Dans Langage 1, le ton est très différent de celui dans Lan ga ge. Il faut dire que 10 ans ont passé (si on excepte sa contribution au collectif Le pays) et que Garneau s’est retrouvé en prison pendant la Crise d’octobre en 1970. Dès les premiers vers, il apostrophe le lecteur : « la vie est une braise de beauté / et si vous croyez la braise douce / prenez-la donc entre vos doigts / envoyez prenez-la bande de lâches ». Il ne faut pas croire que Garneau s’attaque aux autres, car ces « autres », c’est aussi « lui » : « parfois je ne peux pas regarder mes amis en face tant ils me ressemblent / tant vraiment je leur ressemble / et même l'amour dont je me suis ébloui / et dont j'ai été d'une fierté naïve / et même l’amour prend le chemin de tout le monde / dans l'échec et le rejet ».

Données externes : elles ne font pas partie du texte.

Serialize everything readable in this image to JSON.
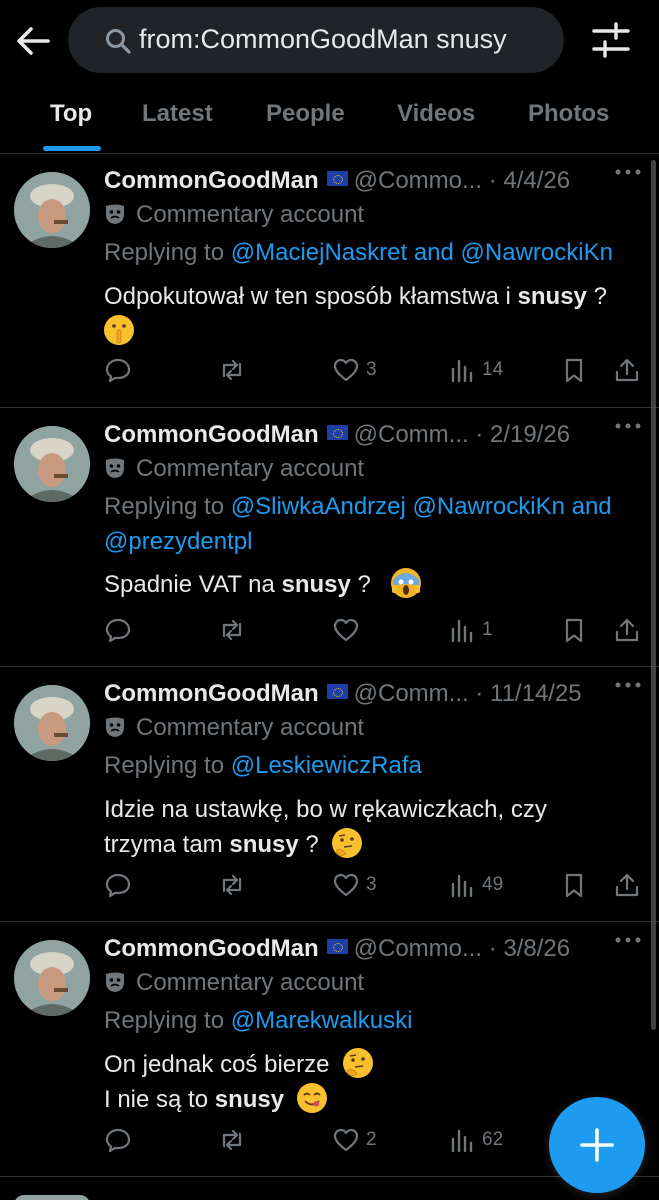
{
  "search": {
    "query": "from:CommonGoodMan snusy"
  },
  "tabs": [
    {
      "label": "Top",
      "active": true
    },
    {
      "label": "Latest"
    },
    {
      "label": "People"
    },
    {
      "label": "Videos"
    },
    {
      "label": "Photos"
    }
  ],
  "posts": [
    {
      "name": "CommonGoodMan",
      "handle": "@Commo...",
      "sep": "·",
      "date": "4/4/26",
      "label": "Commentary account",
      "reply_prefix": "Replying to",
      "reply_mentions": [
        "@MaciejNaskret",
        "@NawrockiKn"
      ],
      "reply_joiner": "and",
      "text_before": "Odpokutował w ten sposób kłamstwa i ",
      "text_bold": "snusy",
      "text_after": " ?",
      "emoji": "shushing-face",
      "likes": "3",
      "views": "14"
    },
    {
      "name": "CommonGoodMan",
      "handle": "@Comm...",
      "sep": "·",
      "date": "2/19/26",
      "label": "Commentary account",
      "reply_prefix": "Replying to",
      "reply_mentions": [
        "@SliwkaAndrzej",
        "@NawrockiKn",
        "@prezydentpl"
      ],
      "reply_joiner": "and",
      "text_before": "Spadnie VAT na ",
      "text_bold": "snusy",
      "text_after": " ?",
      "emoji": "screaming-face",
      "likes": "",
      "views": "1"
    },
    {
      "name": "CommonGoodMan",
      "handle": "@Comm...",
      "sep": "·",
      "date": "11/14/25",
      "label": "Commentary account",
      "reply_prefix": "Replying to",
      "reply_mentions": [
        "@LeskiewiczRafa"
      ],
      "text_line1": "Idzie na ustawkę, bo w rękawiczkach, czy",
      "text_before": "trzyma tam ",
      "text_bold": "snusy",
      "text_after": " ?",
      "emoji": "thinking-face",
      "likes": "3",
      "views": "49"
    },
    {
      "name": "CommonGoodMan",
      "handle": "@Commo...",
      "sep": "·",
      "date": "3/8/26",
      "label": "Commentary account",
      "reply_prefix": "Replying to",
      "reply_mentions": [
        "@Marekwalkuski"
      ],
      "text_line1": "On jednak coś bierze",
      "text_before": "I nie są to ",
      "text_bold": "snusy",
      "text_after": "",
      "emoji": "yum-face",
      "likes": "2",
      "views": "62"
    }
  ],
  "colors": {
    "accent": "#1d9bf0",
    "muted": "#71767b",
    "background": "#000000"
  }
}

Malgré sa colère, il ne se place jamais au-dessus du lot. Il remet en question sa (notre) façon de vivre, sa (notre) complaisance :

c'est moi que je refuse
moi et mon envie d'être aimé
moi et mes crasseuses obsessions sexuelles
nourries aux expressions des vôtres
moi et mes commerciaux lubriques
et mon voyeurisme cinématographique
moi et ma gluante ivrognerie
quand je n'ai plus la force que ressembler
et que je mouille le feu de mon énergie
moi disc-jockey de la poésie gentille
moi le québécois    prévu

Garneau manifeste bruyamment son urgent besoin de sortir des cases dans lesquelles il s’est (on l’a) enfermé, y compris en ce qui a trait à la poésie. Sans donner dans le joual, le langage utilisé se rapproche du québécois.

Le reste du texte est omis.